1. Field of the Invention
The present invention relates generally to a light assembly, and more particularly to a backlight assembly for a liquid crystal display device.
2. Description of the Related Art
A liquid crystal display (LCD) is a passive device that does not emit light. A liquid crystal display (LCD) device displays images by reflecting natural light that is incident on a liquid crystal (LC) panel of the LCD device and/or by using a backlight assembly that is incorporated into the LCD device.
The backlight assembly is generally classified into an edge-type and a direct-type, according to the position of the light source. In the edge-type backlight assembly, the light source is positioned near the edges of the LC panel. Thus, the edge-type backlight assembly needs a light guiding plate to guide the light to the LC panel disposed over the light guiding plate. In contrast, the direct-type backlight assembly does not need a light guiding plate because the light source is disposed under the LC panel and the light from the light source is directly incident on the LC panel. The edge-type backlight assembly is further classified into a flat-type and wedge-type according to the shape of the light guiding plate.
FIG. 1A is a cross sectional view of a conventional flat-type backlight assembly, and FIG. 1B is a cross sectional view of the conventional wedge-type backlight assembly.
As shown in FIG. 1A, a first and second lamp reflectors 12a and 12b are disposed near two opposing edges of the flat-type light guiding plate 10 for preventing light leakage. A first and second lamp units 14a and 14b are disposed on an inner surface of the first and second reflectors 12a and 12b, respectively.

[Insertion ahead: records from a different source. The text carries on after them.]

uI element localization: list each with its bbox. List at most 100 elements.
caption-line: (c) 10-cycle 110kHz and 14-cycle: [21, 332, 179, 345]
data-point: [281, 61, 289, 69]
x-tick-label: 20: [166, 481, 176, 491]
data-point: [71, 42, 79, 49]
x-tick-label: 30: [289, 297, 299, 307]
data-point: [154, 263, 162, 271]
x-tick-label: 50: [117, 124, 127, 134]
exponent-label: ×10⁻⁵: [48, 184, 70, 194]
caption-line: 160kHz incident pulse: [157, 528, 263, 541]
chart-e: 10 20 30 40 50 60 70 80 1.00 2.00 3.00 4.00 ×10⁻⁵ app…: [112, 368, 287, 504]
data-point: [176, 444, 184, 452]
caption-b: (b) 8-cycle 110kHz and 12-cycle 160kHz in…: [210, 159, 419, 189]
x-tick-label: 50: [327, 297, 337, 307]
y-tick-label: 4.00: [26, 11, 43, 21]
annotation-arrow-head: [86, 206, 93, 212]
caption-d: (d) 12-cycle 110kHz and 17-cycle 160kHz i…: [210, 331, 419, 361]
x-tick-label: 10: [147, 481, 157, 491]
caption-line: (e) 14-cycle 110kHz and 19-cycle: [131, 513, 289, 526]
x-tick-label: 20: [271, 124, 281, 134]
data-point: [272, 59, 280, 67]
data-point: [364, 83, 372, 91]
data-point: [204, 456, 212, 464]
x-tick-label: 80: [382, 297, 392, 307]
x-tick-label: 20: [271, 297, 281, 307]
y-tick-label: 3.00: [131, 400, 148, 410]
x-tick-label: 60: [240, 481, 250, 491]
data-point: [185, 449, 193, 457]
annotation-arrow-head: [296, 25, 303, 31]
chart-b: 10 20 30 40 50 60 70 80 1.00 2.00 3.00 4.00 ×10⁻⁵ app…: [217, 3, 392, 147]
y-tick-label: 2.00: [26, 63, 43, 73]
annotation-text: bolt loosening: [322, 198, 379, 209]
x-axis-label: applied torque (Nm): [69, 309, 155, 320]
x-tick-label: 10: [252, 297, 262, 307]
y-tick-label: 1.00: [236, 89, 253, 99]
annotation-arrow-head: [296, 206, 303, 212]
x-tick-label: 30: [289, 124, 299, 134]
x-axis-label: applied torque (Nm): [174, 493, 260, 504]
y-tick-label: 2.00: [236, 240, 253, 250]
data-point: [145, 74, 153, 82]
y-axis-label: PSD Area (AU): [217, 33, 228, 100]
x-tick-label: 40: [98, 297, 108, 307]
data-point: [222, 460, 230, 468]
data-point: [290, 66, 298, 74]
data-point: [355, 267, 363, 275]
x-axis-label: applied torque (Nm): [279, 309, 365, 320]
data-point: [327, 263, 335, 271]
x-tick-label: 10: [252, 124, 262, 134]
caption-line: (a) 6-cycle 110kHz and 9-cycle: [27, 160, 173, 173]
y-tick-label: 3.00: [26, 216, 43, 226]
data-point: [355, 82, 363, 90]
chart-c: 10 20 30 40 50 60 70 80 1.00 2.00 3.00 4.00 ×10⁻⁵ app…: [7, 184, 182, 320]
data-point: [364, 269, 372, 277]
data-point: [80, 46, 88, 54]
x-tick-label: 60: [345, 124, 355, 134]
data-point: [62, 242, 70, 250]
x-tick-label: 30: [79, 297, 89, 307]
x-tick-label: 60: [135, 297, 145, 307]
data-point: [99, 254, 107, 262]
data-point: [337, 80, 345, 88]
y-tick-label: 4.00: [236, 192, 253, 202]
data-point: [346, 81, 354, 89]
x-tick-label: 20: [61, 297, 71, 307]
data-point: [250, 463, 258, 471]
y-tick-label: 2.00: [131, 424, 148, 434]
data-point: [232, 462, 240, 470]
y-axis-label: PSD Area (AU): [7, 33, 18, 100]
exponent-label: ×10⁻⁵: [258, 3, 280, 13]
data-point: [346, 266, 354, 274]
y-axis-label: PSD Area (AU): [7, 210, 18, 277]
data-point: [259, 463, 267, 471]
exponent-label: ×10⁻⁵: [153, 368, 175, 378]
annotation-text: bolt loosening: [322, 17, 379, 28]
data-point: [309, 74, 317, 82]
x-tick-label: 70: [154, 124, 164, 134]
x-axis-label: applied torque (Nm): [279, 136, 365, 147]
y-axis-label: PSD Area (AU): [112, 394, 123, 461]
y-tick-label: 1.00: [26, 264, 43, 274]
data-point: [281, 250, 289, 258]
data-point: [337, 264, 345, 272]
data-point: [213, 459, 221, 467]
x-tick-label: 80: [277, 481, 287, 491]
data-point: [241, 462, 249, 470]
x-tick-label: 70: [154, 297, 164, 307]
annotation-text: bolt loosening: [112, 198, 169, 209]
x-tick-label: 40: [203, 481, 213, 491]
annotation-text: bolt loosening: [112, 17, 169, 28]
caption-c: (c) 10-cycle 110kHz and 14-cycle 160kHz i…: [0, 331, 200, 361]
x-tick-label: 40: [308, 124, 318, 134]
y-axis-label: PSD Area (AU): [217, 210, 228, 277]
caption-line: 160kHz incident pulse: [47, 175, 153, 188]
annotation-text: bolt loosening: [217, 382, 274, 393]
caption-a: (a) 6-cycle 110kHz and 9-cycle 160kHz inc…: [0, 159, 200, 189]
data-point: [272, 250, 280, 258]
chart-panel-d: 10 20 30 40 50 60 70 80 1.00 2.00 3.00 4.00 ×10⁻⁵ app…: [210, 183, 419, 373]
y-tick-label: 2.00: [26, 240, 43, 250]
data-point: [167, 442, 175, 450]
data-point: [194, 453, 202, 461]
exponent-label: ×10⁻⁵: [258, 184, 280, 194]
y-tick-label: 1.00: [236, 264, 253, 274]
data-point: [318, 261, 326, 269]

The light guiding plate 10 directs the light generated from the first and second lamp units 14a and 14b toward optical sheets 16. A reflective sheet 18 is disposed on a surface of the light guiding plate 10 that is opposite the surface that is closest to the optical sheets 16. The reflective sheet 18 reduces light leakage by reflecting any leaked light back toward the optical sheets 16. “Light leakage,” as used herein, is light traveling in directions that are not conducive to enhancing the luminance of the display device, e.g. away from the direction of the LC panel.
As shown in FIG. 1B, in the wedge-type backlight assembly, a lamp reflector 22 is disposed near one end of a light guiding plate 20 to prevent light leakage. A lamp unit 24 is disposed on an inner surface of the lamp reflector 22. The light guiding plate 20 guides the light from the lamp unit 24 to optical sheets 26. A reflective sheet 28 is disposed on a surface of the light guiding plate 20 that is opposite the surface on which the optical sheets 26 are disposed. The reflective sheet 28 reduces light leakage by reflecting light toward the optical sheets 26.
A problem with these backlight assemblies is that the reflective sheet expands with temperature. The degree of expansion varies as a function of distance from the lamp, and when different parts of the reflective sheet expand by different amounts, the reflective sheet loses its flatness. As shown in FIG. 1A and 1B, the light guiding plate 10/20 presses down on the reflective sheet 18/28 and is positioned to receive light that is reflected by the reflective sheet 18/28. When the reflective sheet loses its flatness, however, not all the light is reflected in the intended direction. Thus, the uneven expansion of the reflective sheet 18/28 results in degradation of display quality.
A method is needed to reduce the negative effects caused by an uneven expansion of the reflective sheet, thereby preventing degradation of display quality with increased temperature.